India's short-form video platforms see 3.6x surge in daily users: Report
India’s online commerce sector is set to skyrocket from $30 billion in 2020 to $300 billion by 2030, contributing to what is now being dubbed a $1 trillion digital consumer opportunity, according to a new report by Bessemer Venture Partners titled Click, Watch, Shop: The Consumer Opportunity in India. The report attributes this dramatic growth to a trifecta of tech adoption, evolving demographics and progressive policy changes, factors that have enabled the rise of consumer-first platforms and brands across sectors. Companies like Swiggy, Urban Company, Boldfit, and Vetic are just some of the new-age players capitalising on this momentum.
“India presents a $1 trillion digital opportunity. The emergence of multiple consumer marketplaces, platforms, and new-age brands in the past decade is a testament to the growing aspirations of an emergent India,” said Anant Vidur Puri, Partner, Bessemer Venture Partners. “This makes us exceptionally optimistic about the potential for many more consumer plays to emerge in the coming years.”
At the heart of this transformation is online commerce. Once seen as a niche option for digitally savvy consumers, e-commerce has gone mainstream and is now reshaping consumption patterns across price points and geographies.
Quick commerce platforms like Zepto, Blinkit, BigBasket, and Swiggy Instamart have added an entirely new layer to India’s digital consumption story. A new trend is also emerging within this space, verticalised q-commerce, where startups like Snabbit, Swish and Slikk focus on niche, category-specific deliveries.

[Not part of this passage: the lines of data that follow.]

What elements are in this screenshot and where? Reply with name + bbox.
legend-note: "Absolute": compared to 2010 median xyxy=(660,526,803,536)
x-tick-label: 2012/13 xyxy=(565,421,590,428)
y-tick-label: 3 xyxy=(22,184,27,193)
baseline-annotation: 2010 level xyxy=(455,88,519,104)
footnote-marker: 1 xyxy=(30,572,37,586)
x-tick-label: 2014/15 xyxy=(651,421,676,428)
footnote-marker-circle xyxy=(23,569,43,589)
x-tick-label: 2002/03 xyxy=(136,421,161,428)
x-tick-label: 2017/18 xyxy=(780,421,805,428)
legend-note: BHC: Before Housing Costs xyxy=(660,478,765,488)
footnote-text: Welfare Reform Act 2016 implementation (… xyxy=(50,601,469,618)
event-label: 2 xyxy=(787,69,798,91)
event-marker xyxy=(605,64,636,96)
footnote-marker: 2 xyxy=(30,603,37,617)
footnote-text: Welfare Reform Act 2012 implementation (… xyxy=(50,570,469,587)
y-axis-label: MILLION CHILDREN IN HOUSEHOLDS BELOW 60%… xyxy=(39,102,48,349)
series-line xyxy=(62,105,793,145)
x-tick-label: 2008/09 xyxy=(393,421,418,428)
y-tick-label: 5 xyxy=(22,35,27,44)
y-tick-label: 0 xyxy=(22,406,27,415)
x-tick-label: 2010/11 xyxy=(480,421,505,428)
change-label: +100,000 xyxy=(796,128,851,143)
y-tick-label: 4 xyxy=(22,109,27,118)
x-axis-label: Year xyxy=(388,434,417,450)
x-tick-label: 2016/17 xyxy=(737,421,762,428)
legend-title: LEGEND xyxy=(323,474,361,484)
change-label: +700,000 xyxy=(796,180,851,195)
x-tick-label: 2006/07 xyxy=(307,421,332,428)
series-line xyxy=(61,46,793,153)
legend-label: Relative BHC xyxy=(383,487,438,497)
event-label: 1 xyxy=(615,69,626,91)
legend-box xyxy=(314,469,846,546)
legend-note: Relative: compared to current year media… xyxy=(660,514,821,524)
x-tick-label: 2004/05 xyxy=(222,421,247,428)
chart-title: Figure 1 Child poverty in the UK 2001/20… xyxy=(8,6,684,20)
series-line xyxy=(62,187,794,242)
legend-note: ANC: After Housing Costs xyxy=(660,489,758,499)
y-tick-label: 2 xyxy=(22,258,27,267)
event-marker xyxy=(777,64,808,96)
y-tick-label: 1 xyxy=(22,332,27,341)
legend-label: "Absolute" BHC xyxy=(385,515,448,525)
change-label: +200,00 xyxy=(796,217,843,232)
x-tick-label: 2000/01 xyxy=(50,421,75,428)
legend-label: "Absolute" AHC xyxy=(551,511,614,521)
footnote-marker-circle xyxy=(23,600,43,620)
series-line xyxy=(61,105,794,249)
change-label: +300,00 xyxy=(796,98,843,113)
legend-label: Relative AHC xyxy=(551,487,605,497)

Meanwhile, D2C brands are increasingly targeting an aspirational “mass-premium” audience, offering quality, value and uniqueness across categories like health, fitness, food, personal finance and even pet care.
India is also undergoing a content revolution. In the past five years, short-form video platforms have witnessed a 3.6X surge in daily active users, positioning themselves as serious competitors to mainstream digital entertainment platforms. The report highlights that virtual tipping, UPI autopay, and frictionless micropayments are on track to become a $1.5 billion opportunity by 2029, enabling content creators and platforms to experiment with monetisation models beyond traditional ads.
Once considered discretionary, consumer spending in categories like fitness, mental health, and pet care is becoming mainstream. Health-focused food and beverages alone have grown from 11% to 16% of total F&B spends, as Indian consumers increasingly prioritise preventive wellness and nutrition.